Foi uma eleição de encomenda para derrotar o PT, que perdeu 374 prefeituras, quase 60% de seu antigo patrimônio municipal, entre elas a capital de São Paulo e o ABCD. Em todos os municípios onde os ex-presidentes Lula e Dilma Rousseff fizeram campanha, os candidatos perderam votos e o pleito. Em São Bernardo, o filho adotivo de Lula, Marcos Cláudio, não conseguiu se reeleger vereador.

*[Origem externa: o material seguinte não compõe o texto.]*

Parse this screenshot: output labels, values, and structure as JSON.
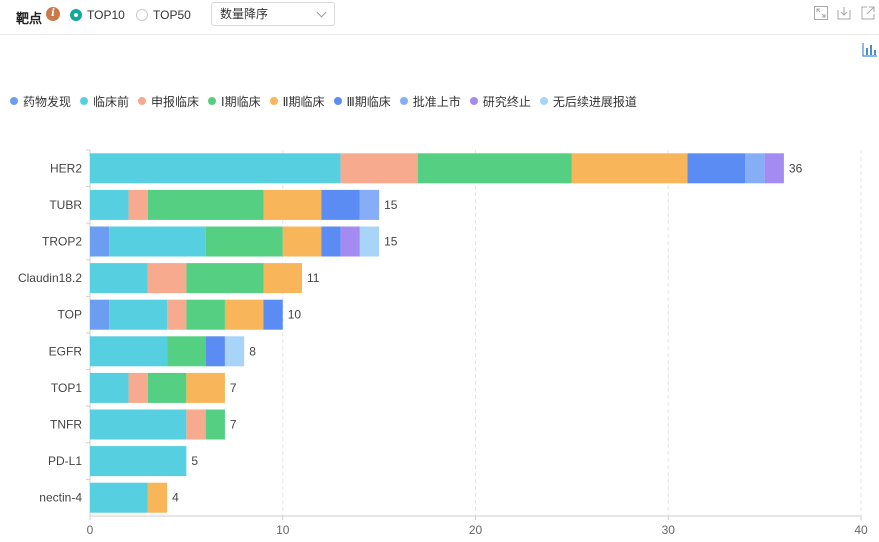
{
  "toolbar": {
    "label": "靶点",
    "info_icon": "i",
    "radios": [
      {
        "label": "TOP10",
        "selected": true
      },
      {
        "label": "TOP50",
        "selected": false
      }
    ],
    "sort_select": "数量降序",
    "icons": [
      "expand-icon",
      "download-icon",
      "external-link-icon"
    ],
    "chart_toggle_icon": "bar-chart-icon"
  },
  "colors": {
    "accent": "#13a89e",
    "series": [
      "#6b9df0",
      "#56cfe0",
      "#f7aa8e",
      "#55cf82",
      "#f8b55a",
      "#5b8cf4",
      "#86aef6",
      "#a48bf1",
      "#a9d4f9"
    ]
  },
  "chart_data": {
    "type": "bar",
    "orientation": "horizontal",
    "stacked": true,
    "categories": [
      "HER2",
      "TUBR",
      "TROP2",
      "Claudin18.2",
      "TOP",
      "EGFR",
      "TOP1",
      "TNFR",
      "PD-L1",
      "nectin-4"
    ],
    "series": [
      {
        "name": "药物发现",
        "values": [
          0,
          0,
          1,
          0,
          1,
          0,
          0,
          0,
          0,
          0
        ]
      },
      {
        "name": "临床前",
        "values": [
          13,
          2,
          5,
          3,
          3,
          4,
          2,
          5,
          5,
          3
        ]
      },
      {
        "name": "申报临床",
        "values": [
          4,
          1,
          0,
          2,
          1,
          0,
          1,
          1,
          0,
          0
        ]
      },
      {
        "name": "Ⅰ期临床",
        "values": [
          8,
          6,
          4,
          4,
          2,
          2,
          2,
          1,
          0,
          0
        ]
      },
      {
        "name": "Ⅱ期临床",
        "values": [
          6,
          3,
          2,
          2,
          2,
          0,
          2,
          0,
          0,
          1
        ]
      },
      {
        "name": "Ⅲ期临床",
        "values": [
          3,
          2,
          1,
          0,
          1,
          1,
          0,
          0,
          0,
          0
        ]
      },
      {
        "name": "批准上市",
        "values": [
          1,
          1,
          0,
          0,
          0,
          0,
          0,
          0,
          0,
          0
        ]
      },
      {
        "name": "研究终止",
        "values": [
          1,
          0,
          1,
          0,
          0,
          0,
          0,
          0,
          0,
          0
        ]
      },
      {
        "name": "无后续进展报道",
        "values": [
          0,
          0,
          1,
          0,
          0,
          1,
          0,
          0,
          0,
          0
        ]
      }
    ],
    "totals": [
      36,
      15,
      15,
      11,
      10,
      8,
      7,
      7,
      5,
      4
    ],
    "xlim": [
      0,
      40
    ],
    "xticks": [
      0,
      10,
      20,
      30,
      40
    ],
    "grid": "vertical-dashed",
    "legend": "top-left"
  }
}
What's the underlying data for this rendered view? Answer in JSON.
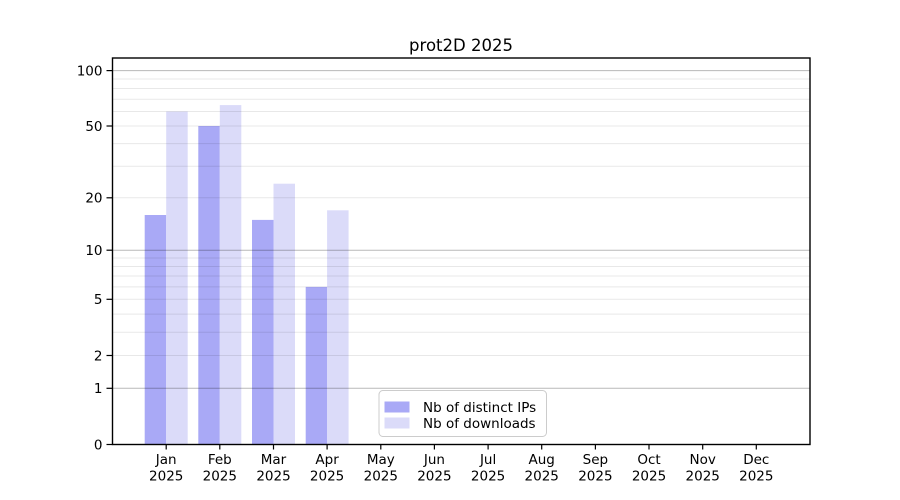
{
  "figure": {
    "title": "prot2D 2025"
  },
  "chart_data": {
    "type": "bar",
    "title": "prot2D 2025",
    "x_categories": [
      "Jan",
      "Feb",
      "Mar",
      "Apr",
      "May",
      "Jun",
      "Jul",
      "Aug",
      "Sep",
      "Oct",
      "Nov",
      "Dec"
    ],
    "x_year_label": "2025",
    "series": [
      {
        "name": "Nb of distinct IPs",
        "color": "#a9a9f6",
        "values": [
          16,
          50,
          15,
          6,
          0,
          0,
          0,
          0,
          0,
          0,
          0,
          0
        ]
      },
      {
        "name": "Nb of downloads",
        "color": "#dbdbf9",
        "values": [
          60,
          65,
          24,
          17,
          0,
          0,
          0,
          0,
          0,
          0,
          0,
          0
        ]
      }
    ],
    "y_scale": "log1p",
    "ylim": [
      0,
      117
    ],
    "y_ticks_labeled": [
      0,
      1,
      2,
      5,
      10,
      20,
      50,
      100
    ],
    "y_major_gridlines": [
      1,
      10,
      100
    ],
    "y_minor_gridlines": [
      2,
      3,
      4,
      5,
      6,
      7,
      8,
      9,
      20,
      30,
      40,
      50,
      60,
      70,
      80,
      90
    ],
    "grid": "both",
    "legend": {
      "position": "lower center",
      "entries": [
        "Nb of distinct IPs",
        "Nb of downloads"
      ]
    }
  }
}
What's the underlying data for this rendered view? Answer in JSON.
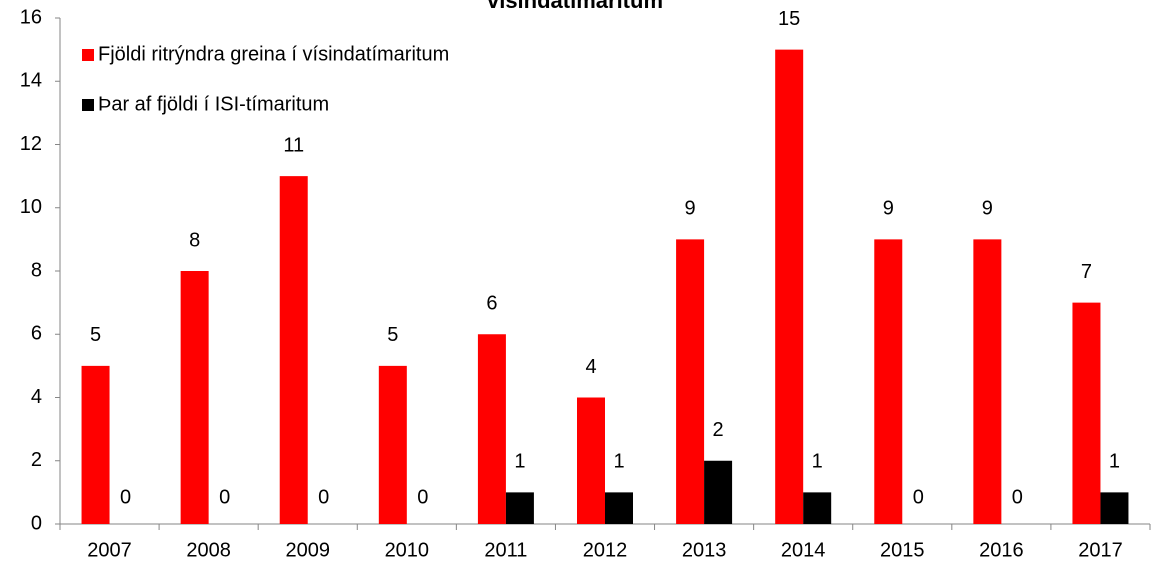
{
  "chart_data": {
    "type": "bar",
    "title": "vísindatímaritum",
    "categories": [
      "2007",
      "2008",
      "2009",
      "2010",
      "2011",
      "2012",
      "2013",
      "2014",
      "2015",
      "2016",
      "2017"
    ],
    "series": [
      {
        "name": "Fjöldi ritrýndra greina í vísindatímaritum",
        "color": "#ff0000",
        "values": [
          5,
          8,
          11,
          5,
          6,
          4,
          9,
          15,
          9,
          9,
          7
        ]
      },
      {
        "name": "Þar af fjöldi í ISI-tímaritum",
        "color": "#000000",
        "values": [
          0,
          0,
          0,
          0,
          1,
          1,
          2,
          1,
          0,
          0,
          1
        ]
      }
    ],
    "ylim": [
      0,
      16
    ],
    "yticks": [
      0,
      2,
      4,
      6,
      8,
      10,
      12,
      14,
      16
    ],
    "grid": false,
    "legend": "upper left"
  }
}
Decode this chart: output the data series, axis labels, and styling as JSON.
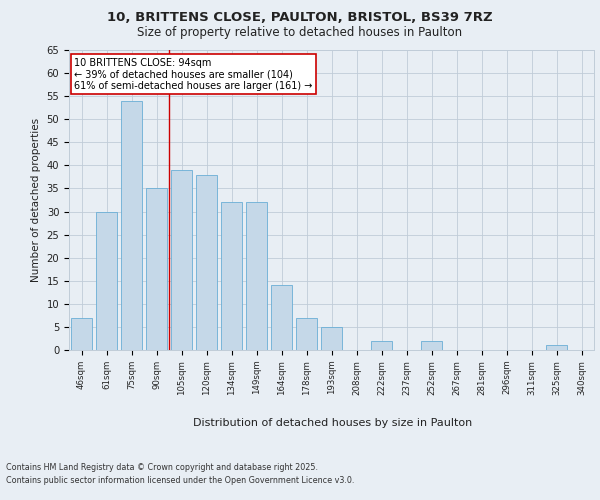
{
  "title_line1": "10, BRITTENS CLOSE, PAULTON, BRISTOL, BS39 7RZ",
  "title_line2": "Size of property relative to detached houses in Paulton",
  "xlabel": "Distribution of detached houses by size in Paulton",
  "ylabel": "Number of detached properties",
  "categories": [
    "46sqm",
    "61sqm",
    "75sqm",
    "90sqm",
    "105sqm",
    "120sqm",
    "134sqm",
    "149sqm",
    "164sqm",
    "178sqm",
    "193sqm",
    "208sqm",
    "222sqm",
    "237sqm",
    "252sqm",
    "267sqm",
    "281sqm",
    "296sqm",
    "311sqm",
    "325sqm",
    "340sqm"
  ],
  "values": [
    7,
    30,
    54,
    35,
    39,
    38,
    32,
    32,
    14,
    7,
    5,
    0,
    2,
    0,
    2,
    0,
    0,
    0,
    0,
    1,
    0
  ],
  "bar_color": "#c5d8e8",
  "bar_edge_color": "#6aaed6",
  "vline_x": 3.5,
  "vline_color": "#cc0000",
  "annotation_text": "10 BRITTENS CLOSE: 94sqm\n← 39% of detached houses are smaller (104)\n61% of semi-detached houses are larger (161) →",
  "annotation_box_color": "#ffffff",
  "annotation_box_edge": "#cc0000",
  "ylim": [
    0,
    65
  ],
  "yticks": [
    0,
    5,
    10,
    15,
    20,
    25,
    30,
    35,
    40,
    45,
    50,
    55,
    60,
    65
  ],
  "footer_line1": "Contains HM Land Registry data © Crown copyright and database right 2025.",
  "footer_line2": "Contains public sector information licensed under the Open Government Licence v3.0.",
  "bg_color": "#e8eef4",
  "grid_color": "#c0ccd8"
}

Por causa disso, o pleito de ontem conquistou o título de “o mais nacionalizado” desde a redemocratização, quando o sentimento anti-PT varreu o país e rebaixou o partido do mapa eleitoral em nível municipal. No extreme do espectro político, o governador Geraldo Alckmin (PSDB), dono de quatro mandatos de governador, . O maior vencedor destas eleições. E de forma acachapante: João Doria (PSDB), seu candidato só não venceu em duas das 58 zonas eleitorais e Fernando Haddad (PT) não levou nenhuma.

São Paulo x Rio de Janeiro

Enquanto São Paulo tucanou ainda mais, o Rio de Janeiro rachou. Marcelo Crivella (PRB) e Marcelo Freixo (PSOL), dois candidatos com forte antagonismo ideológico, foram para o primeiro turno com 46% (o primeiro atingiu 27%; e o segundo, 18%). Crivella é identificado com a Igreja Universal do Reino de Deus, do bispo Edir Macedo, e Freixo com o “Fora Temer”, a bandeira da esquerda mais radical.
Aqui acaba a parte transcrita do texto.